For their part, the Ahwazi Arabs in Khuzestan sit atop Iran’s primary oil resources. For this reason, Ahwazi Arabs were once a major focus of U.S. government research on Iran.139 They should be again.
- Report on Iran’s human rights abuses against ethnic minorities. Washington’s international human rights reports should detail the plight of ethnic minorities in Iran. The U.S. Department of State produces an annual assessment on global human rights. In the chapter on Iran, ethnic minorities are discussed only briefly. The Department of State should augment this coverage. U.S. reporting on international religious freedom should also examine the state of Iran’s Sunni ethnic minorities.
- The U.S. Agency for International Development (USAID) should support organizations and individuals championing the language and cultural rights of Iran’s ethnic minorities. Over the years, USAID has supported a variety of organizations working on human rights-related issues in Iran, such as religious freedom and women’s rights. Minority-rights organizations should be supported, too.
- U.S. government messaging to and about Iran should be mindful of the fact that Iran is a multiethnic country. U.S. officials often use the word Persian interchangeably with Iranian. In March 2021, for instance, the White House sent Novruz greetings for the “celebration of the Persian New Year.” U.S. government officials often compliment the accomplishments of the “Persian nation.” This leaves out half of Iran’s population and could be construed as an indication that the U.S. government does not understand or respect Iran’s multiethnic demography.

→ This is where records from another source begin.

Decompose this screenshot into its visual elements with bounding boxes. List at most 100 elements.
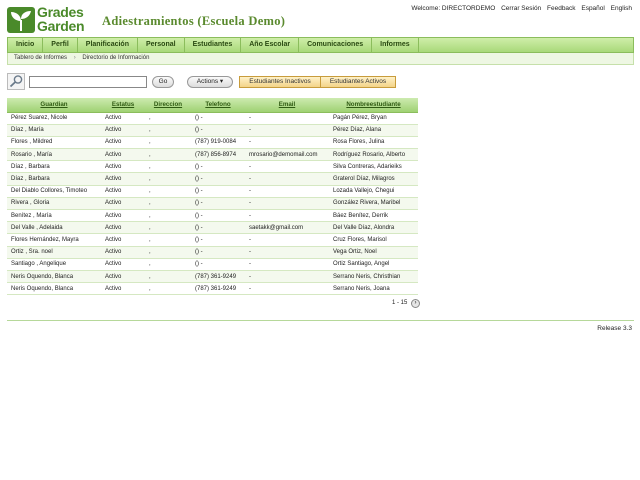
header-email[interactable]: Email (245, 98, 329, 113)
cell-estatus: Activo (101, 172, 145, 186)
cell-telefono: (787) 361-9249 (191, 282, 245, 296)
nav-personal[interactable]: Personal (138, 38, 185, 52)
cell-telefono: (787) 361-9249 (191, 270, 245, 284)
cell-nombreestudiante: Rodríguez Rosario, Alberto (329, 148, 418, 162)
cell-estatus: Activo (101, 185, 145, 198)
table-row[interactable]: Flores , Mildred Activo, (787) 919-0084- Ro… (7, 136, 418, 150)
cell-guardian: Díaz , Barbara (7, 172, 101, 186)
next-page-icon[interactable]: › (411, 299, 421, 308)
logo-line2: Garden (37, 18, 85, 34)
cell-telefono: () - (191, 124, 245, 137)
search-input[interactable] (29, 76, 147, 88)
header-estatus[interactable]: Estatus (101, 98, 145, 113)
table-row[interactable]: Pérez Suarez, Nicole Activo,() - - Pagán Pé… (7, 112, 418, 125)
table-row[interactable]: Díaz , María Activo,() - - Pérez Díaz, Alan… (7, 124, 418, 137)
cell-telefono: () - (191, 246, 245, 259)
table-row[interactable]: Ortiz , Sra. noel Activo,() - - Vega Ortiz,… (7, 246, 418, 259)
nav-inicio[interactable]: Inicio (8, 38, 44, 52)
nav-informes[interactable]: Informes (372, 38, 419, 52)
table-row[interactable]: Del Diablo Collores, Timoteo Activo,() --… (7, 185, 418, 198)
table-row[interactable]: Flores Hernández, Mayra Activo,() - - Cruz … (7, 233, 418, 247)
cell-nombreestudiante: Pérez Díaz, Alana (329, 124, 418, 137)
cell-email: - (245, 172, 329, 186)
table-row[interactable]: Rosario , María Activo, (787) 856-8974 mros… (7, 148, 418, 162)
breadcrumb: Tablero de Informes › Directorio de Info… (7, 53, 634, 65)
table-row[interactable]: Neris Oquendo, Blanca Activo, (787) 361-92… (7, 270, 418, 284)
cell-email: - (245, 209, 329, 223)
table-row[interactable]: Rivera , Gloria Activo,() - - González Rive… (7, 197, 418, 211)
table-row[interactable]: Díaz , Barbara Activo,() - - Silva Contrera… (7, 160, 418, 174)
cell-nombreestudiante: Vega Ortiz, Noel (329, 246, 418, 259)
cell-telefono: () - (191, 160, 245, 174)
table-row[interactable]: Santiago , Angelique Activo,() - - Ortiz Sa… (7, 258, 418, 271)
cell-estatus: Activo (101, 148, 145, 162)
grades-garden-logo[interactable]: Grades Garden (7, 5, 93, 35)
feedback-link[interactable]: Feedback (547, 5, 576, 12)
directory-table: Guardian Estatus Direccion Telefono Emai… (7, 98, 418, 296)
header-direccion[interactable]: Direccion (145, 98, 191, 113)
table-row[interactable]: Díaz , Barbara Activo,() - - Graterol Díaz,… (7, 172, 418, 186)
cell-guardian: Rosario , María (7, 148, 101, 162)
page-title: Adiestramientos (Escuela Demo) (102, 14, 286, 28)
spanish-link[interactable]: Español (581, 5, 605, 12)
cell-email: - (245, 160, 329, 174)
cell-estatus: Activo (101, 221, 145, 235)
cell-nombreestudiante: Serrano Neris, Joana (329, 282, 418, 296)
cell-email: - (245, 112, 329, 125)
cell-guardian: Neris Oquendo, Blanca (7, 282, 101, 296)
cell-estatus: Activo (101, 160, 145, 174)
cell-telefono: () - (191, 185, 245, 198)
cell-guardian: Del Diablo Collores, Timoteo (7, 185, 101, 198)
search-icon[interactable] (7, 73, 25, 90)
cell-email: - (245, 282, 329, 296)
nav-planificacion[interactable]: Planificación (78, 38, 138, 52)
nav-comunicaciones[interactable]: Comunicaciones (299, 38, 373, 52)
cell-estatus: Activo (101, 270, 145, 284)
cell-nombreestudiante: Del Valle Díaz, Alondra (329, 221, 418, 235)
cell-direccion: , (145, 172, 191, 186)
cell-estatus: Activo (101, 197, 145, 211)
table-row[interactable]: Neris Oquendo, Blanca Activo, (787) 361-92… (7, 282, 418, 296)
inactive-students-button[interactable]: Estudiantes Inactivos (239, 76, 321, 88)
cell-guardian: Benítez , María (7, 209, 101, 223)
nav-ano-escolar[interactable]: Año Escolar (241, 38, 300, 52)
nav-estudiantes[interactable]: Estudiantes (185, 38, 242, 52)
cell-direccion: , (145, 124, 191, 137)
toolbar: Go Actions ▾ Estudiantes Inactivos Estud… (7, 72, 419, 92)
cell-telefono: () - (191, 258, 245, 271)
cell-direccion: , (145, 160, 191, 174)
cell-estatus: Activo (101, 136, 145, 150)
cell-telefono: (787) 919-0084 (191, 136, 245, 150)
cell-guardian: Del Valle , Adelaida (7, 221, 101, 235)
cell-email: - (245, 185, 329, 198)
cell-direccion: , (145, 148, 191, 162)
cell-direccion: , (145, 282, 191, 296)
cell-guardian: Ortiz , Sra. noel (7, 246, 101, 259)
welcome-text: Welcome: DIRECTORDEMO (411, 5, 496, 12)
actions-button[interactable]: Actions ▾ (187, 76, 233, 88)
go-button[interactable]: Go (152, 76, 174, 88)
header-telefono[interactable]: Telefono (191, 98, 245, 113)
logout-link[interactable]: Cerrar Sesión (501, 5, 541, 12)
breadcrumb-tablero[interactable]: Tablero de Informes (14, 55, 67, 61)
release-label: Release 3.3 (597, 325, 632, 332)
cell-estatus: Activo (101, 112, 145, 125)
cell-estatus: Activo (101, 282, 145, 296)
cell-guardian: Pérez Suarez, Nicole (7, 112, 101, 125)
header-nombreestudiante[interactable]: Nombreestudiante (329, 98, 418, 113)
table-row[interactable]: Del Valle , Adelaida Activo,() - saetakk@g… (7, 221, 418, 235)
english-link[interactable]: English (611, 5, 632, 12)
table-row[interactable]: Benítez , María Activo,() - - Báez Benítez,… (7, 209, 418, 223)
cell-guardian: Rivera , Gloria (7, 197, 101, 211)
cell-telefono: () - (191, 172, 245, 186)
cell-direccion: , (145, 112, 191, 125)
cell-direccion: , (145, 246, 191, 259)
cell-nombreestudiante: Silva Contreras, Adarieiks (329, 160, 418, 174)
breadcrumb-directorio: Directorio de Información (82, 55, 150, 61)
cell-nombreestudiante: Ortiz Santiago, Angel (329, 258, 418, 271)
nav-perfil[interactable]: Perfil (43, 38, 78, 52)
header-guardian[interactable]: Guardian (7, 98, 101, 113)
cell-direccion: , (145, 209, 191, 223)
active-students-button[interactable]: Estudiantes Activos (320, 76, 396, 88)
cell-nombreestudiante: Graterol Díaz, Milagros (329, 172, 418, 186)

- Strengthen U.S. media coverage of Iran’s ethnic minorities. U.S. government media, such as Voice of America, Radio Farda, and Radio Free Europe/Radio Liberty, currently do not significantly cover Iran’s ethnic minorities or developments outside Iran’s Persian-majority cities. Since these media outlets already broadcast in several of Iran’s minority languages (Azerbaijani, Kurdish, and Arabic), they can provide programming for Iran’s minorities at little or no additional cost.
- Monitor and study the impact of foreign television broadcasts in the minority languages. Foreign broadcasts have a significant impact on Iran’s ethnic minorities. These include Turkish, Azerbaijani, and Iraqi Kurdistan television, as well as U.S.-based Gunaz TV. U.S. government agencies should study the impact of these broadcasts within Iran. Many Gunaz TV shows are interactive, and the broadcasts can shed light on attitudes and developments in Iran’s minority provinces.

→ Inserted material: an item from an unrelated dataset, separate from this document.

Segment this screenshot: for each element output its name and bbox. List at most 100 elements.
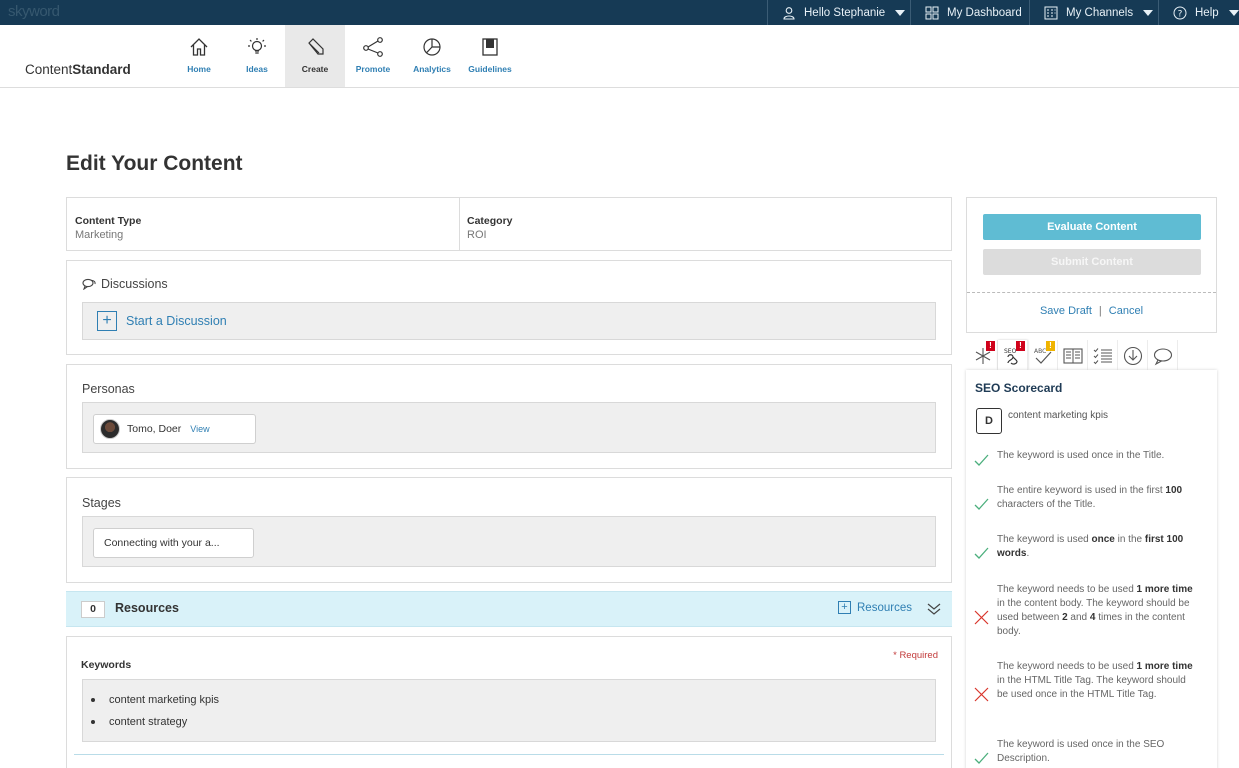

Finally, by granting interviews in minority-language broadcasts, U.S. officials can reach larger swaths of the population of Iran.
When assessing the viewing rates of foreign broadcasts in Iran, Washington should include the non-Persian-language foreign broadcasts in addition to the Persian language broadcasts.
- Consult with neighboring countries about Iran’s ethnic minorities. In forging a new U.S. policy toward Iran’s ethnic minorities, it is important to conduct discussions with and learn from bordering countries that share ties to ethnic groups in Iran: Turkey, Azerbaijan, Turkmenistan, Pakistan, Iraq, and Afghanistan. These countries have important knowledge on the developments among co-ethnics in Iran, including insights gleaned through asylum requests and refugee flows.
- Assess the risks associated with the Ahwazi position at the center of Iran’s oil production. The bulk of Iran’s oil production and major export pipelines and ports are located in the Khuzestan region. Khuzestan is the center of Ahwazi anti-regime activity and is therefore potentially unstable. Analysts assessing global oil markets, such as at the U.S. Department of Energy’s Energy Information Agency, should increasingly assess domestic threats to oil production and export facilities in Khuzestan.